Different folks, different strokes : becoming and being a stroke family during the first six months post-stroke
Citation:Fischer, R. (2013) Different folks, different strokes : becoming and being a stroke family during the first six months post-stroke. Unpublished thesis submitted in partial fulfilment of the requirements for the degree of Master of Osteopathy.
Permanent link to Research Bank record:http://hdl.handle.net/10652/2505
Aim: To explore the lived-experience of becoming and being a stroke family during the first six months post-stroke event. Background: The consequences of a stroke are far reaching and affect the whole family. Research has been limited with its exploration into the effects of stroke on family members beyond the primary caregiver. It is important to understand the wider family’s experience of stroke because the whole family is involved in caring for the stroke survivor, either through supporting the primary caregiver, or sharing in the caregiving tasks.

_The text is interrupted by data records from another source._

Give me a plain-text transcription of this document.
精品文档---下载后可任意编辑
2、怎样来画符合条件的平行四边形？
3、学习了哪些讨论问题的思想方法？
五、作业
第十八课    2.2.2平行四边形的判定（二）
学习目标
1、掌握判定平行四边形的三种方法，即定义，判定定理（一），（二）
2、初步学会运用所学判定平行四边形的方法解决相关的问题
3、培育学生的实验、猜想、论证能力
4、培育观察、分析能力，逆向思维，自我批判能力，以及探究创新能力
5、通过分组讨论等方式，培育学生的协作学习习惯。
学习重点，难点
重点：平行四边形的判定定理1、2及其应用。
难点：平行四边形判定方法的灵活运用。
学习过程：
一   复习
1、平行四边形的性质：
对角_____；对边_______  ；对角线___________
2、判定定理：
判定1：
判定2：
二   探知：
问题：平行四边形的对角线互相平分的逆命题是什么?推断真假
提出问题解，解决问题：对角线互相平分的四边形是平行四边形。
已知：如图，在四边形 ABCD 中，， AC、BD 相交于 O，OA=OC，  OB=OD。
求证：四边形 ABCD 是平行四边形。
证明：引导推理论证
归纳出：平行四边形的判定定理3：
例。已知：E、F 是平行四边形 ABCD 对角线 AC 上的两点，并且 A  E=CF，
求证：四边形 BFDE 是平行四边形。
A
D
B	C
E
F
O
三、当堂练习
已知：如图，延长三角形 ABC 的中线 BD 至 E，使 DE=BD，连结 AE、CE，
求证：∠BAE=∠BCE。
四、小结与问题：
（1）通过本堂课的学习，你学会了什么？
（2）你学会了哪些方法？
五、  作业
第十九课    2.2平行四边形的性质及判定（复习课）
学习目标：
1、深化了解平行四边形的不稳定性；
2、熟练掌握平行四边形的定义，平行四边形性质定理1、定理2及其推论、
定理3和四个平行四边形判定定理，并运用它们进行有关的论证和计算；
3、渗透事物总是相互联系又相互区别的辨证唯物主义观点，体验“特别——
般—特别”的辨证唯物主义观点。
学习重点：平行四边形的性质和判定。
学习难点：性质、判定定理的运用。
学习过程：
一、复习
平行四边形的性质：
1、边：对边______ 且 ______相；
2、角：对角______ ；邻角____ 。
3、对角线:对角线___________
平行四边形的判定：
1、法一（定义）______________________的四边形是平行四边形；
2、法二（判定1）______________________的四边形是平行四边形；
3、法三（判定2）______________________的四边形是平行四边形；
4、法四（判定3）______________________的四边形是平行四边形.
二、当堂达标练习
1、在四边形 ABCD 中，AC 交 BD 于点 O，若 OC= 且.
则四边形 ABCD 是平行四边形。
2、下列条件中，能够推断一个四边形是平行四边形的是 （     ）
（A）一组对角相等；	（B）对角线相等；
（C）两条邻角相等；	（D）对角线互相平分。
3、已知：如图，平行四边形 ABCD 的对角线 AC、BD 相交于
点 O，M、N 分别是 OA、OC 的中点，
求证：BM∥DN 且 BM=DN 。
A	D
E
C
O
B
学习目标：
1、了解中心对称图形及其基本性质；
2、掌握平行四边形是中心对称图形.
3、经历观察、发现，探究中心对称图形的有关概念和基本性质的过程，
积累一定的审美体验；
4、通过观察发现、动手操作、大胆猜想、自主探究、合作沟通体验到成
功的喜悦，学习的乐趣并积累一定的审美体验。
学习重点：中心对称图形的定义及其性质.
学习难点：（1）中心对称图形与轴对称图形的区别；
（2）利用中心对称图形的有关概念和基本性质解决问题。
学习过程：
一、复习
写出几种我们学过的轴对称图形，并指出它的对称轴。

This study explores the lived-experience of two different families during the first six months post-stroke. Design: Exploratory qualitative study using hermeneutic phenomenology. Methods: Purposive sampling recruited two different families each with two participants. Interviews were conducted at three time intervals: six weeks post-stroke, three months post-stroke and six months post-stroke. Data were collected between October 2011 and April 2012. Findings: The lived-experience of both families varied in the effects from the stroke event and challenges that each family faced. An over-arching theme of ‘Different Folks: Different Strokes’ was identified with three sub-themes: 1) Losing a life once lived. 2) Navigating an unfamiliar path. 3) Creating a sense of normal. Conclusions: The data revealed that the journey to becoming and being a stroke family is complicated and brought different losses and challenges to the two families. One family felt supported into post-stroke life by positive interactions with healthcare professionals and family strength; whereas the other family felt unsupported by healthcare professionals and experienced family strain. Both families then tried to create a sense of normal in their lives once again with varying degrees of success.